GASSAWAY - If Bill Looney were a baseball player, he would be in the ninth inning of a game in which he'd already hit six home runs.
Looney, 66, of Amma, has caught 106 muskellunge so far this year. That's a lifetime's worth of muskies for average anglers, and two or three seasons' worth even for the best ones.
It's even a lot for Looney, a retiree who lives close by the Elk River - arguably West Virginia's best muskie stream - and can go fishing pretty much anytime he likes.
"Up to now, the best year I had was last year, when I caught 52 muskies," Looney said as he prepared to launch his boat for yet another day on the Elk. "I thought that was a lot. But then I got off to a really fast start this year and realized 100 might be in reach."
"Fast start" is probably an understatement. Looney caught his first muskie of 2012 on Jan. 4. By the end of February he had landed 29.
"We had really mild weather all last winter, and that definitely helped," he said. "But I would have been out there even if the weather had been worse. I worked outside in construction for 35 years in all kinds of conditions. I don't pay much attention to weather."

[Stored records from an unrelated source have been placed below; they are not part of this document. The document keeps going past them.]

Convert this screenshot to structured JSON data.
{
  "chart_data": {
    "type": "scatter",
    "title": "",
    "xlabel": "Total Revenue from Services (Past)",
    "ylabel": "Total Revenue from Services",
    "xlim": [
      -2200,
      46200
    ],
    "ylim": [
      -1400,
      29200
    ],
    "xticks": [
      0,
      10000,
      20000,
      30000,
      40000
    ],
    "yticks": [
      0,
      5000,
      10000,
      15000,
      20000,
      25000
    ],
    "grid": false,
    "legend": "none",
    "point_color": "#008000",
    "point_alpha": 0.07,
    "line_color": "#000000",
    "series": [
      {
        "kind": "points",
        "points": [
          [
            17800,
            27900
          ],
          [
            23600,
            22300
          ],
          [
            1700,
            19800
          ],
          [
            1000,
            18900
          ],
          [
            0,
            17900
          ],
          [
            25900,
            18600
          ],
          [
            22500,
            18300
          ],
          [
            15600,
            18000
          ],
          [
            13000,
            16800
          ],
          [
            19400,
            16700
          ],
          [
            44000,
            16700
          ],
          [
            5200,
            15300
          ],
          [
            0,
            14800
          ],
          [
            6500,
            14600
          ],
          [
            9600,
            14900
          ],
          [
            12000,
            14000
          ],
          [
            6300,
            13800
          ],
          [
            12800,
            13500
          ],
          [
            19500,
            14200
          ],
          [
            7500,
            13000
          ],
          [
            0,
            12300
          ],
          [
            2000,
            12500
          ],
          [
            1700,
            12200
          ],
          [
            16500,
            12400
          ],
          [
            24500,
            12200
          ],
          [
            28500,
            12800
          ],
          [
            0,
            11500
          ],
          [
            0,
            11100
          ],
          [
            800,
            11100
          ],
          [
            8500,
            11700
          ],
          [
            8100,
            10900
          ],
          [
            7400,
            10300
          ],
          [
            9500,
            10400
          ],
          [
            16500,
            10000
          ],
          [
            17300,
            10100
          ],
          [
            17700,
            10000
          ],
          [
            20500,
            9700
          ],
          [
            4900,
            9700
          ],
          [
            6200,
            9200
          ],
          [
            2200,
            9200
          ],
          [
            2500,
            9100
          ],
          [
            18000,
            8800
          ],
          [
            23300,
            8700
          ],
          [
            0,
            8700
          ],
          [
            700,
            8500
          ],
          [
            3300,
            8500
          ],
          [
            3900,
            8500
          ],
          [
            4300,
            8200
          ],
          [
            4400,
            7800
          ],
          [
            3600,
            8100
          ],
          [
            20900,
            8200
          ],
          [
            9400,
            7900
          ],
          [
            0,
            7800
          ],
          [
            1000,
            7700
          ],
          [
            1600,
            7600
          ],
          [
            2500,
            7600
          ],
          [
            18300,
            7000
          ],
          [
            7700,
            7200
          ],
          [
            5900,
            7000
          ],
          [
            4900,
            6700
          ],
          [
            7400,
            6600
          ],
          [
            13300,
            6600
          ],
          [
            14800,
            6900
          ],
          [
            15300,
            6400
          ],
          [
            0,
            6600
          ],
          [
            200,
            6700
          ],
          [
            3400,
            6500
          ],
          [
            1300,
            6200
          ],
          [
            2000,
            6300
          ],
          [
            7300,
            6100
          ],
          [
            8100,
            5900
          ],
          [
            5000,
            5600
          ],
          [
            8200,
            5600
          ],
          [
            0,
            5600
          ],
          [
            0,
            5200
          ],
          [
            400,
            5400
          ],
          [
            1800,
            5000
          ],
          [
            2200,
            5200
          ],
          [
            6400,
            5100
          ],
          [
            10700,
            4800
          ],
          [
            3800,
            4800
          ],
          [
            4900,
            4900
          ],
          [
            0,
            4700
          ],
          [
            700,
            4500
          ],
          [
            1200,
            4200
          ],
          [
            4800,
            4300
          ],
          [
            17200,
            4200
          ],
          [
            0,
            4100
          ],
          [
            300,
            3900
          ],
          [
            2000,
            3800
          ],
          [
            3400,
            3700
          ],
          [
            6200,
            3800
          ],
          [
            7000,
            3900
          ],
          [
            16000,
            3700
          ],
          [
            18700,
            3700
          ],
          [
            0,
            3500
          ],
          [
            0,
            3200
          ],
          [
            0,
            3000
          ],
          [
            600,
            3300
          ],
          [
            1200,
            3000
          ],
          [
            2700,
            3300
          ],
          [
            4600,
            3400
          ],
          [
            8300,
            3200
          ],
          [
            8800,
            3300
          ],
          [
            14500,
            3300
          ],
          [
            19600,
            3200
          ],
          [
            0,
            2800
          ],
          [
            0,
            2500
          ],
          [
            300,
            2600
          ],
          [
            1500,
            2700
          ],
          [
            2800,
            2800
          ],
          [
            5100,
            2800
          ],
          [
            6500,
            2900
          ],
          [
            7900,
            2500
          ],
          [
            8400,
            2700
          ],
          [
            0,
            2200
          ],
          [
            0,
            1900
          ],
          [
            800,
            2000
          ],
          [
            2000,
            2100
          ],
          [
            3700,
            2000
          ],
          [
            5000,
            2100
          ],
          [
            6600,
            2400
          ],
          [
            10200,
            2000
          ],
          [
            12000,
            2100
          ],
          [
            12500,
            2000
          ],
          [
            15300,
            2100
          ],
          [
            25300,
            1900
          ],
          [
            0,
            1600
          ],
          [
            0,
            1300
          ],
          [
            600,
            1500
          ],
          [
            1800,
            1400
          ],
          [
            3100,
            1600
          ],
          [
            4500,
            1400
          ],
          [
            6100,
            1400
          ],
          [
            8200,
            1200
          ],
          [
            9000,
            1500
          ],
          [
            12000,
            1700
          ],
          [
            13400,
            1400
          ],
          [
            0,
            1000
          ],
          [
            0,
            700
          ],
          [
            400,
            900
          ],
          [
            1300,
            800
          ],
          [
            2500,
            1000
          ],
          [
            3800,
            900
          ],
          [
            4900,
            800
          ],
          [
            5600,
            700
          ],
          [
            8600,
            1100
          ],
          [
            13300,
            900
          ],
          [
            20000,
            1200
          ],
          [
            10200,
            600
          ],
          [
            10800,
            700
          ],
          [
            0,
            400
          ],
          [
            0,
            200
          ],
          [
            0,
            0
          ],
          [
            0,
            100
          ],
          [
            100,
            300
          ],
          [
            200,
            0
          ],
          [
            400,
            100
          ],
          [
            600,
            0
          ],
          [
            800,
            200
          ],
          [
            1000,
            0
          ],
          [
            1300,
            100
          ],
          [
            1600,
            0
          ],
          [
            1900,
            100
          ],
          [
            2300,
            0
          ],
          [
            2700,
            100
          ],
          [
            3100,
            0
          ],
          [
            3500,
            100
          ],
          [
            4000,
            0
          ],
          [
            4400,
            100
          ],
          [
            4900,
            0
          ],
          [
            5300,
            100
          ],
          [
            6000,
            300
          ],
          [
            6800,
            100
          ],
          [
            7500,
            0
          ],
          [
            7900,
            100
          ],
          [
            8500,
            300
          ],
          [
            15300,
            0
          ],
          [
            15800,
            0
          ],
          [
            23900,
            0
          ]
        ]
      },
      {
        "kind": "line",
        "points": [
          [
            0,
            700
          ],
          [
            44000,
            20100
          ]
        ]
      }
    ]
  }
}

When spring came and Looney kept catching fish, he started thinking about trying for 100. He said two people contributed greatly to his decision.
"My wife, Ruth, is a very understanding woman," he said. "She understands how important fishing is to me, and she encouraged me. Also, my friend and fishing buddy Donnie Powell introduced me to some new water, and we started catching all kinds of fish there."
Looney reached his goal on Nov. 14, with a 34-inch fish that, like all the others he caught during the year, was measured, photographed and promptly released. In reality, he caught his 100th several weeks earlier, but the only ones he "officially" counted were those that met the state "keeper-sized" minimum of 30 inches.
"Counting the little ones, I have 122 right now," he said.
Landing any decent-sized muskie is memorable, but two of this year's catches were especially so.
"I had fished all day, trolling and casting, and I hadn't done much good," Looney recalled about one particular fish, a true trophy.
"I thought I'd throw one last cast and then head for the truck. The fish struck, and when I got the rod up I thought, 'My, forever. This is a good fish!' It jumped clear of the water three times before I landed it. I measured it at 48 inches, with a 27-inch girth. It probably weighed 35 to 40 pounds."
Looney's other memorable fish was the largest he ever caught in West Virginia.
"The day before I caught this fish, I had nine muskies on and landed six. Five of those were over 40 inches and the other was 39," he said. "The next morning, I went to Burnsville Lake and started trolling near the dam.
"I hadn't been trolling long when I got a strike on one of my rods. I saw the fish's head come up and break the water and I thought, 'That's a big one.' I fought it for quite a while. It jumped twice, once almost all the way out of the water and the other about halfway out. By the time I got it into the net, I was shaking."